In 1975, serial killer John Wayne Gacy (who was a local politician at the time) was appointed parade director, a position he held through 1978. During his tenure, Gacy met First Lady Rosalynn Carter on May 6, 1978; she later inscribed a photograph "To John Gacy. Best wishes. Rosalynn Carter." When news of his crimes emerged, the Secret Service faced embarrassment over the "S" pin Gacy had worn, indicating special clearance.

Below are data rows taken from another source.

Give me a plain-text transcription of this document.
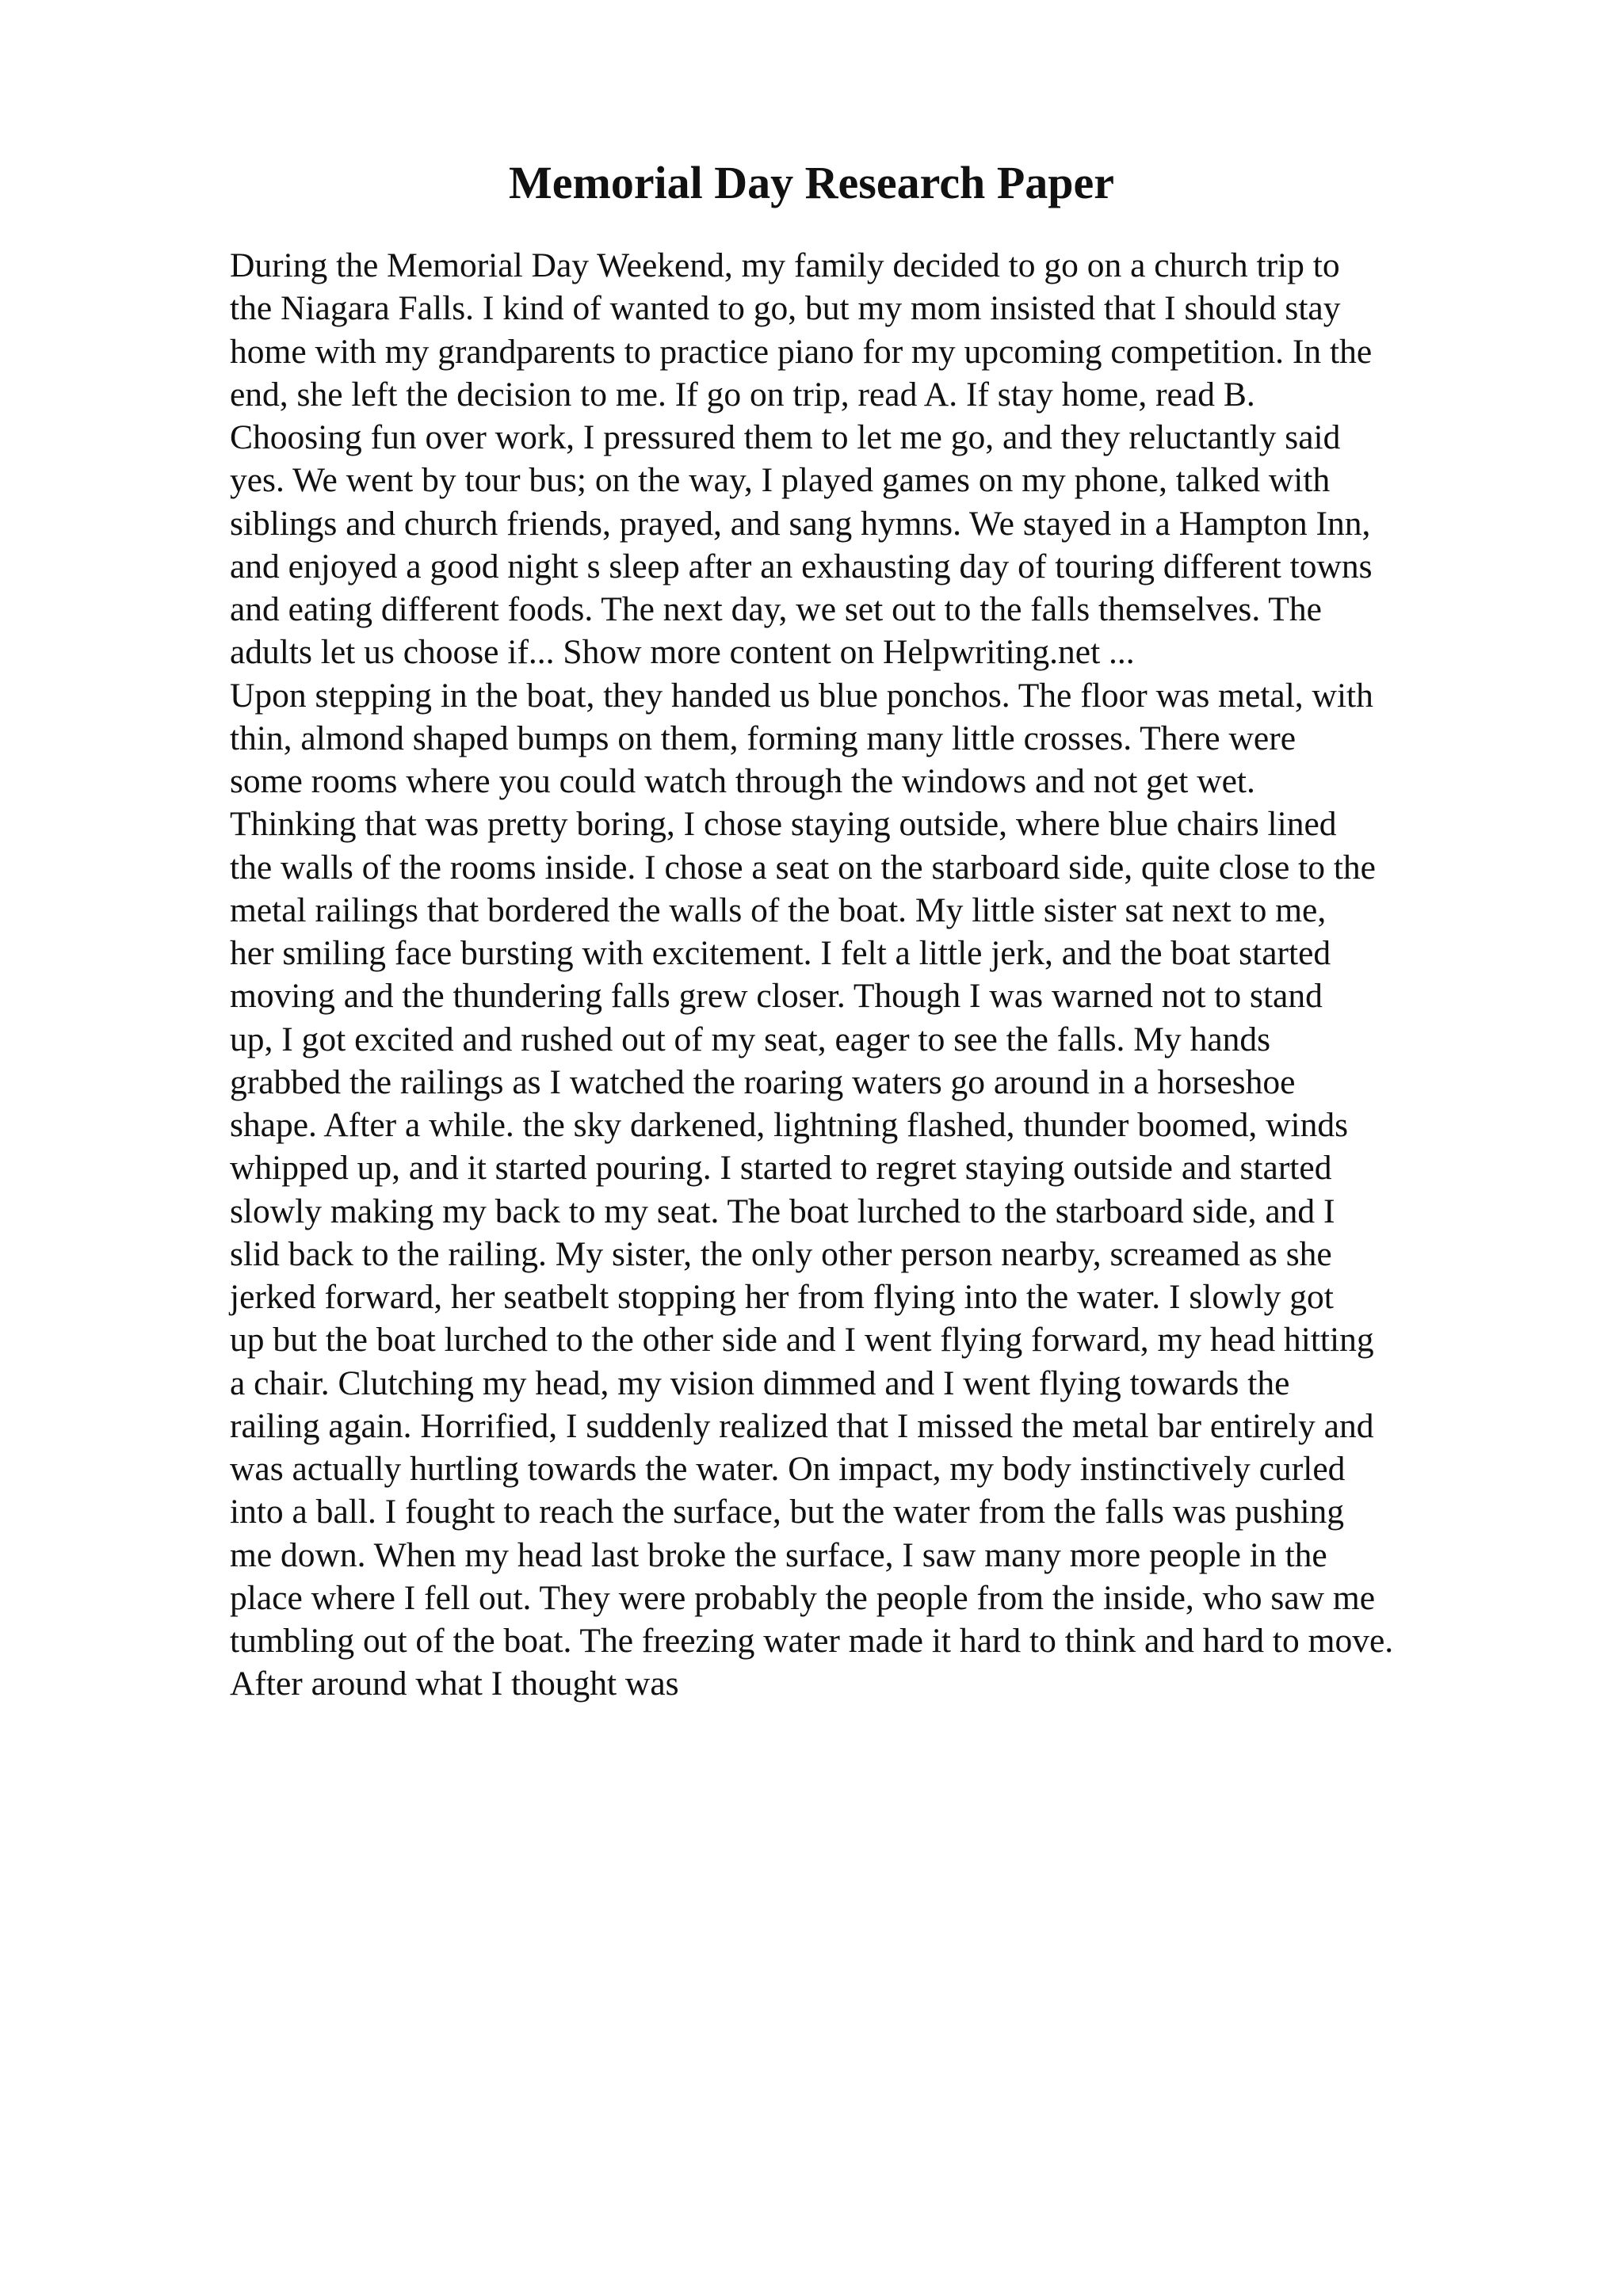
Memorial Day Research Paper
During the Memorial Day Weekend, my family decided to go on a church trip to
the Niagara Falls. I kind of wanted to go, but my mom insisted that I should stay
home with my grandparents to practice piano for my upcoming competition. In the
end, she left the decision to me. If go on trip, read A. If stay home, read B.
Choosing fun over work, I pressured them to let me go, and they reluctantly said
yes. We went by tour bus; on the way, I played games on my phone, talked with
siblings and church friends, prayed, and sang hymns. We stayed in a Hampton Inn,
and enjoyed a good night s sleep after an exhausting day of touring different towns
and eating different foods. The next day, we set out to the falls themselves. The
adults let us choose if... Show more content on Helpwriting.net ...
Upon stepping in the boat, they handed us blue ponchos. The floor was metal, with
thin, almond shaped bumps on them, forming many little crosses. There were
some rooms where you could watch through the windows and not get wet.
Thinking that was pretty boring, I chose staying outside, where blue chairs lined
the walls of the rooms inside. I chose a seat on the starboard side, quite close to the
metal railings that bordered the walls of the boat. My little sister sat next to me,
her smiling face bursting with excitement. I felt a little jerk, and the boat started
moving and the thundering falls grew closer. Though I was warned not to stand
up, I got excited and rushed out of my seat, eager to see the falls. My hands
grabbed the railings as I watched the roaring waters go around in a horseshoe
shape. After a while. the sky darkened, lightning flashed, thunder boomed, winds
whipped up, and it started pouring. I started to regret staying outside and started
slowly making my back to my seat. The boat lurched to the starboard side, and I
slid back to the railing. My sister, the only other person nearby, screamed as she
jerked forward, her seatbelt stopping her from flying into the water. I slowly got
up but the boat lurched to the other side and I went flying forward, my head hitting
a chair. Clutching my head, my vision dimmed and I went flying towards the
railing again. Horrified, I suddenly realized that I missed the metal bar entirely and
was actually hurtling towards the water. On impact, my body instinctively curled
into a ball. I fought to reach the surface, but the water from the falls was pushing
me down. When my head last broke the surface, I saw many more people in the
place where I fell out. They were probably the people from the inside, who saw me
tumbling out of the boat. The freezing water made it hard to think and hard to move.
After around what I thought was
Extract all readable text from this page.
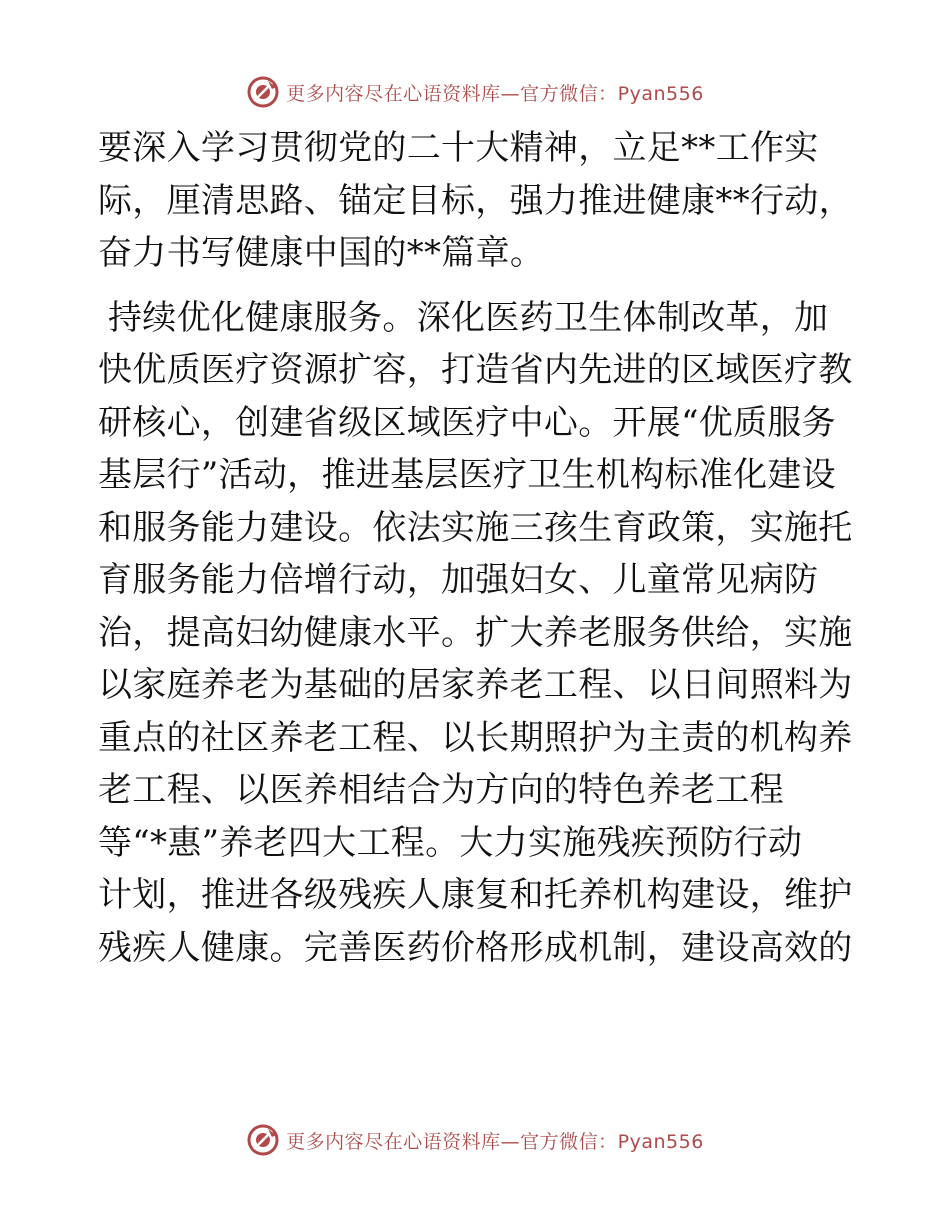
更多内容尽在心语资料库—官方微信：Pyan556
要深入学习贯彻党的二十大精神，立足**工作实
际，厘清思路、锚定目标，强力推进健康**行动，
奋力书写健康中国的**篇章。
持续优化健康服务。深化医药卫生体制改革，加
快优质医疗资源扩容，打造省内先进的区域医疗教
研核心，创建省级区域医疗中心。开展“优质服务
基层行”活动，推进基层医疗卫生机构标准化建设
和服务能力建设。依法实施三孩生育政策，实施托
育服务能力倍增行动，加强妇女、儿童常见病防
治，提高妇幼健康水平。扩大养老服务供给，实施
以家庭养老为基础的居家养老工程、以日间照料为
重点的社区养老工程、以长期照护为主责的机构养
老工程、以医养相结合为方向的特色养老工程
等“*惠”养老四大工程。大力实施残疾预防行动
计划，推进各级残疾人康复和托养机构建设，维护
残疾人健康。完善医药价格形成机制，建设高效的
更多内容尽在心语资料库—官方微信：Pyan556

The parade is held each year on the Saturday closest to May 3. The route begins at Buckingham Fountain on Columbus Drive, proceeds north along Michigan Avenue, turns west at Monroe Street, then follows Dearborn to the bridge over the Chicago River, where the formal program—including the Grand Marshal's address and singing of both national anthems—takes place. Along the way, spectators line both sides of the street, festooned in Polish flags, waving copies of the May 3 Constitution text, and cheering for the marchers. By the early 2000s, the parade regularly featured over 100 distinct units and drew crowds estimated between 60,000 and 140,000 spectators, making it one of the largest annual public gatherings in downtown Chicago.

Local television and radio stations provide live coverage, with ABC7 Chicago offering both an on-site broadcast and on-demand access via its website. Polish-language radio stations and online streaming services also relay the event to listeners nationwide and abroad, allowing expatriates and viewers in Poland to share in the annual celebration.